Once you have studied this, and found out that is true, join with all American people in furthering FREEDOM, and maintaining the only centralized government that makes any sense at all, - DE-CENTRALIZATION.
 

Comment by Dennis Treybil
Entered on:

The movie "Ghandi" was so long they had an intermission in the theatres and on cable when it was shown way back when.

Not long after I saw it in the theatre, I heard a talk from an Eastern Indian who was in India during Ghandi's latter days and who was old enough at the time to appreciate what was going on.

The single point I recall from his talk was Ghandi's three-pronged plan to free India from England.  He presented this three-pronged plan nearly everywhere he went.  He is a list of the three prongs:

De-centralize

De-centralize

De-centralize

Even Ghandi's practice of spinning his own thread was an exercise in self-reliance.  This was turned into something quasi-sexual with Candace Bergen by the way she responded.  At least, it came across the screen that way to me.

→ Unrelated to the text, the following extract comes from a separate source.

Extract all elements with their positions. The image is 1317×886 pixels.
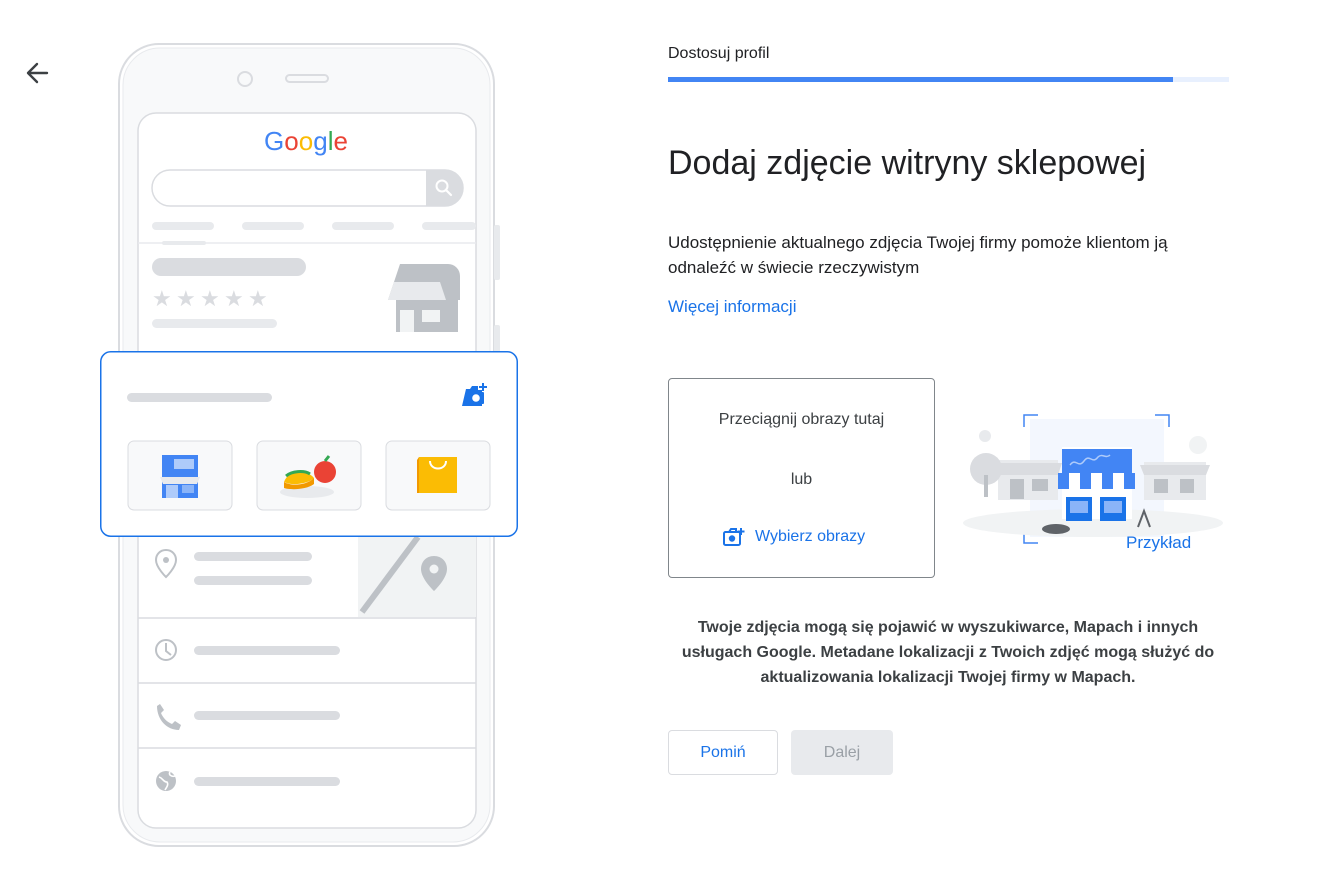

How many seconds does it take to recite the words, "De-centralize, de-centralize, decentralize"?  And in a movie that was so long it required an intermission both in theatres and on cable, how many times was Ghandi depicted saying it?

I don't recall even one time.  (It's entirely possible I missed it if it was said in the movie.  The Indian speaker I heard also said it was not made part of the movie.  He was amazed by this in 1983.)

Since 1983, the moves by TPTB to totally centralize power, both in the USA and worldwide, may help explain this "oversight".